Rodrik, too, has a collection of the GD documents for these countries, which can be found at his Kennedy School of Government website.


The World Bank and ADB have used the GD approach in the Philippines.


Alessandro Magnoli Bocchi is the author of the World Bank paper titled Rising growth, declining investment: the puzzle of the Philippines (2007). The paper identified currency appreciation resulting in overvaluation, the fiscal imbalance arising from low revenue collection, and elite capture as the Philippines’ main binding constraints.


New developments since the WB released the paper have not reduced the paper’s significance. The global crisis has led to capital flight and a fall in portfolio investments, thereby temporarily halting the appreciation of the peso.  In the meantime, the fiscal problem is worsening; the dip in revenue effort (revenues as a proportion of gross domestic product) to below 12 percent in the first quarter of 2009 is very disturbing.  Obviously elite capture, the technical term used by the author to define corruption and bad governance, remains entrenched.


The ADB’s GD project for the Philippines is broader in scope. The main GD paper, focusing on “critical development constraints,” is supplemented and enriched by reports on growth and poverty reduction, growth and equity, human development, institutions and governance, macroeconomic management, the financial sector, and trade and investment.  The reports are inputs to the main paper, as they validate whether the constraints are binding at the macro level.


The ADB study identifies four “critical constraints” Why it uses the term “critical constraints,” not “binding constraints” is not explicitly explained.  These constraints, similar to the World Bank findings, are: a) poor fiscal performance (low revenue effort), b) lack of infrastructure, c) corruption and political instability, and d) incapacity to correct market failures, which stymie production of industrial tradeables.

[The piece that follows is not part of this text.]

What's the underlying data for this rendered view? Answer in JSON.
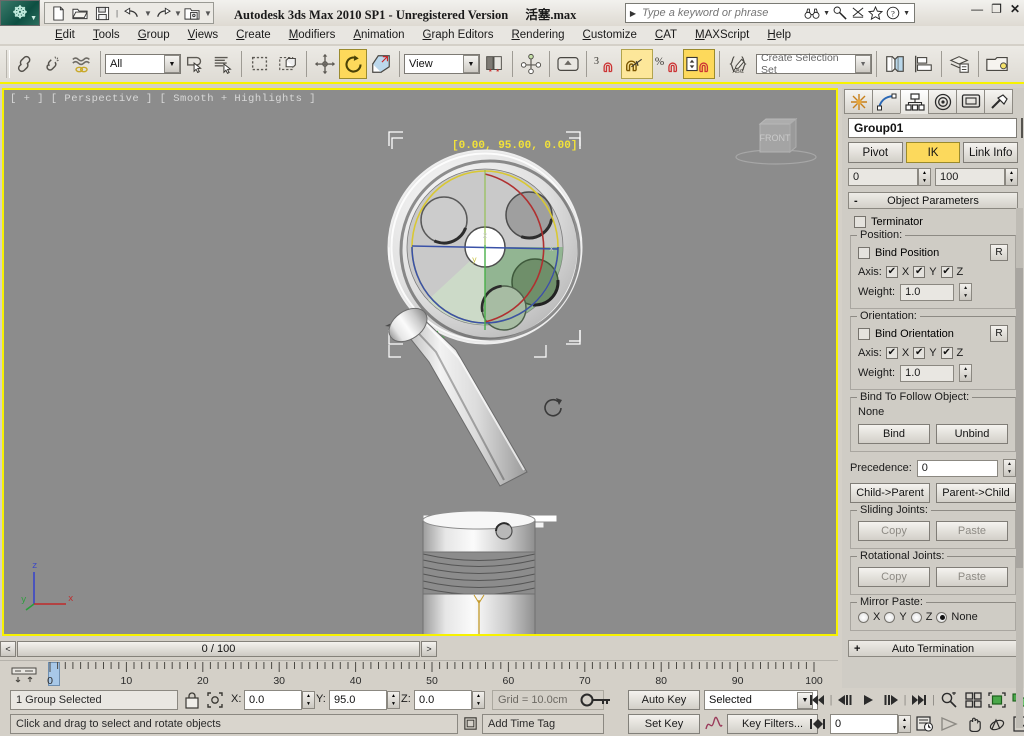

The ADB is more advanced than other multilateral organizations in promoting GD.  For one thing, ADB has institutionalized GD.  ADB has a technical assistance project that aims to strengthen the country diagnosis and analysis of binding constraints in developing member countries.  The Philippine study is the product of this technical assistance project.


In addition, the ADB—as seen in the Philippine study—has done innovations on GD so that it can be applied as well to addressing inclusive growth and poverty reduction.  In other words, it takes off from the GD model to develop a diagnostic framework for poverty reduction.  The study identifies lack of employment opportunities, inequitable access to development opportunities, and inadequate social protection as constraints on poverty reduction.  Note how closely linked the constraints on growth and on poverty reduction are.


And as part of institutionalizing GD and introducing it to a wider public towards strengthening national ownership, the ADB will publish its Philippine GD study in book form.  We eagerly await the launching of Diagnosing the Philippine Economy Toward Inclusive Growth (2009), a co-publication of ADB and Anthem Press (London).